Abstract

Introduction: Multifocal tuberculosis (MT) is an uncommon presentation in immunocompetent patients. It’s associated more with an immune-depression like Human Immunodeficiency Virus infection. We report a case of MT with presternal cold abscess, mediastina and cervical adenopathy, bone, and vertebral location that occurred in an apparently immunocompetent patient. Case presentation: A 19-year old woman with no previous history of tuberculosis (TB) exposure was admitted for chronic chest pain lasting for 13 months. She presented with a history of fever, night sweat and weight loss (09 kg). The first clinical examination noticed a voluminous presternal abscess. The chest X-Ray showed an enlargement of the middle mediastinum associated to pleural effusion opacity, but any active pulmonary lesions.
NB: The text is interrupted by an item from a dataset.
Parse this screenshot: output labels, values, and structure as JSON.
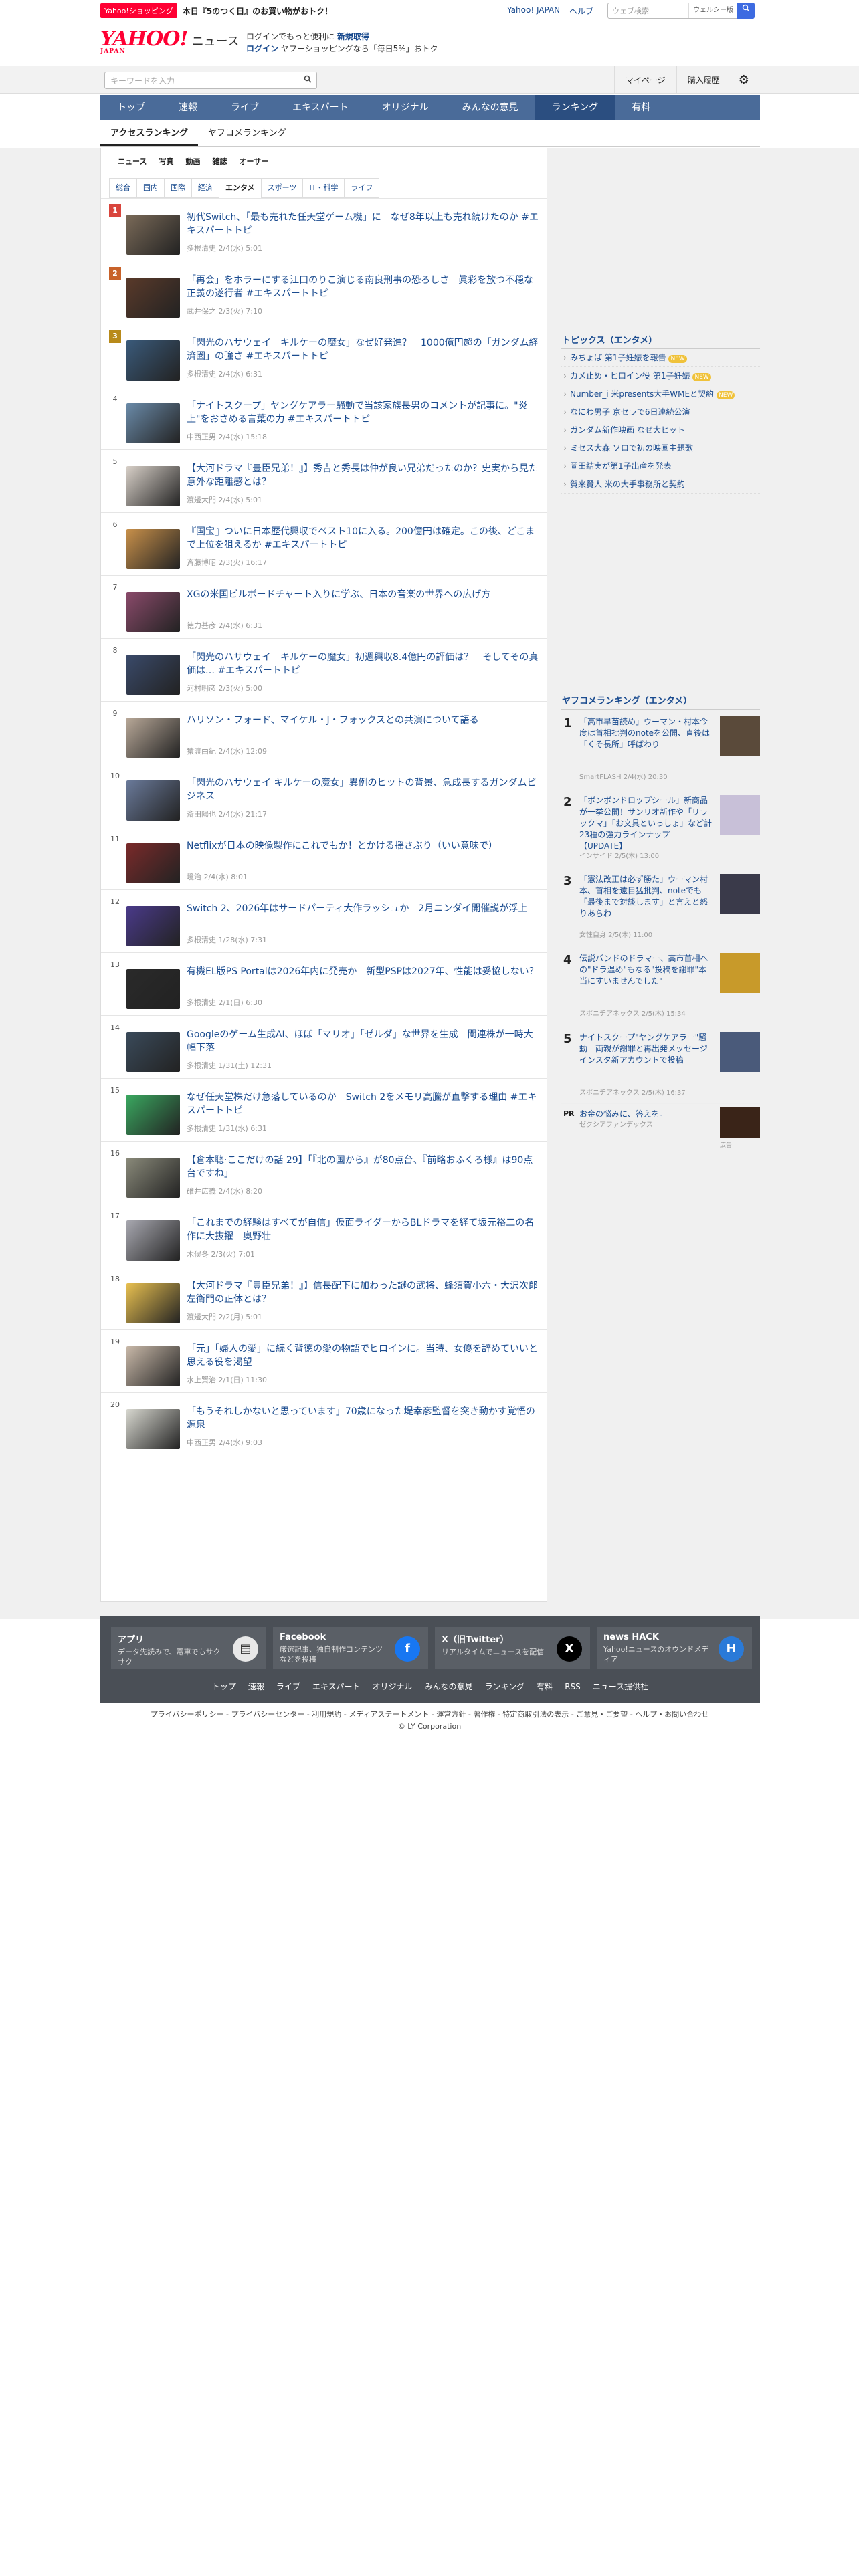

A computed chest tomography revealed the presence of a parietal mass centered on the sternum, with extension in the soft parts, bone lies of the sternal manubrium, lies of the vertebral hemi-bodies of T10 and T11, cervical lymph nodes, phrenic mediastina and sub-pectoral nodes with peritoneal and mesenteric involvement. Magnetic resonance imaging of the spine showed tiered thoracic lumbar and sacral spondylitis with paravertebral and anterior epidural collections responsible for spinal cord compression next D10 without signs of spinal cord pain. The draining of the cold abscess revealed some whitish pus, in which acid-alcohol resistant bacilli were identified. There was no history of diabetes, renal failure, or long-term treatment with corticosteroids or immunosuppressant’s: HIV serology and viral hepatitis were negative. The blood glucose was normal. The patient was treated with anti-tuberculosis regimen based on: Ethambutol, Rifampicin, Isoniazid, and Pyrazinamide for two months, and then rifampicin and isoniazid for seven months. The outcome was good with the disappearance of the abscess and all the radiological signs. Conclusion: Multifocal TB such as the case reported are uncommon and confined mostly to immunocompromised patients especially those with HIV infection. Because of the clinical polymorphic features of multifocal TB, the diagnosis is usually difficult to make, resulting into delay before beginning of the adequate treatment.